Algorithmic complexity and thermodynamics of sequence-structure relationships in proteins

Abstract

The information contained in a protein's amino acid sequence dictates its three-dimensional structure. In this situation a frozen or embedded structure, the sequence, contains information that ultimately influences a thermodynamic entity, the protein structure. The interplay between information and thermodynamics is explored by considering the algorithmic complexity and Kolmogorov's universal probability of the sequence and of the structure. It is shown that the algorithmic complexity of a microstate of a polymer is given by its configurational entropy. Using this result and a lattice protein model, a quantitative estimate of the information contained in a protein's structure is made. This is compared to the information content of the sequence. The information content of the sequence is approximately 2.5 bits per amino acid, while the content in the structure is approximately 0.5 bits per amino acid. It is estimated that virtually all the information contained in the protein structure is shared with the sequence. A deeper connection can be made between the shared information content and the thermodynamic entropy governing the system.

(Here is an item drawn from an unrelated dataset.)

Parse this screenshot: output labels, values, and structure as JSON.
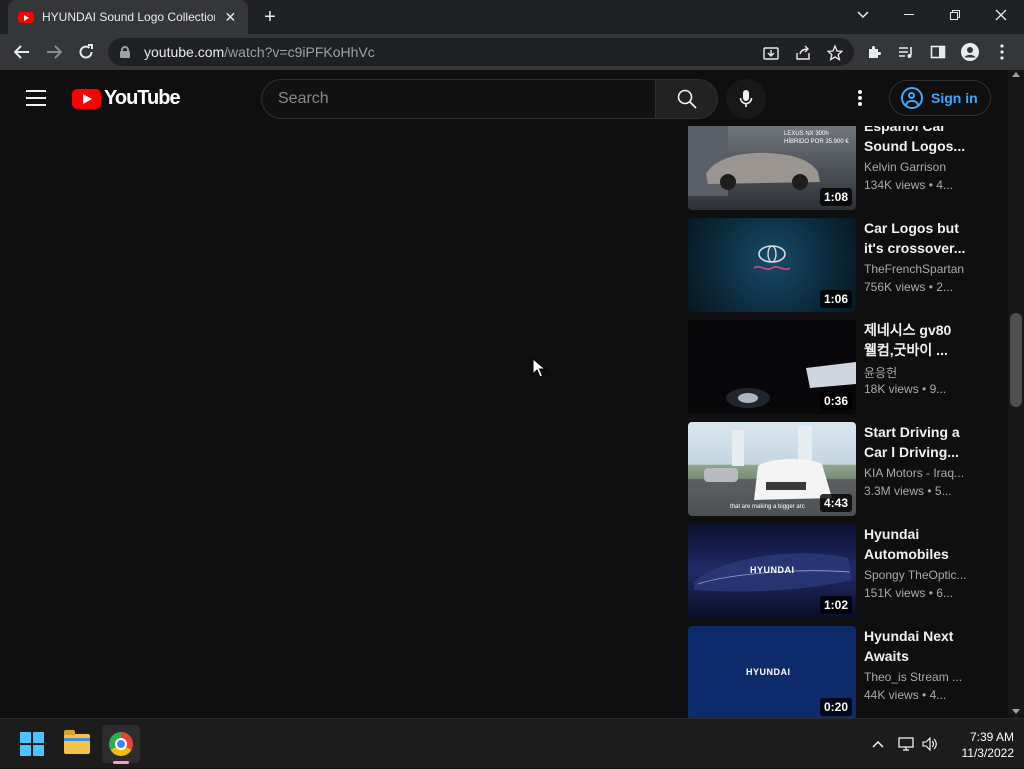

Using Kolmogorov's universal probability, it is possible to establish statistical-mechanical relationships for objects without resorting to a probabilistic ensemble formalism. This allows the thermodynamics of microstates of objects of known configurations to be determined. Using this formalism, the connection between sequence information and the structural thermodynamics of a protein can be made. This connection has strong implications for how protein sequences evolve over evolutionary time and demonstrates that this evolution is constrained by the thermodynamic evolution of the protein structure.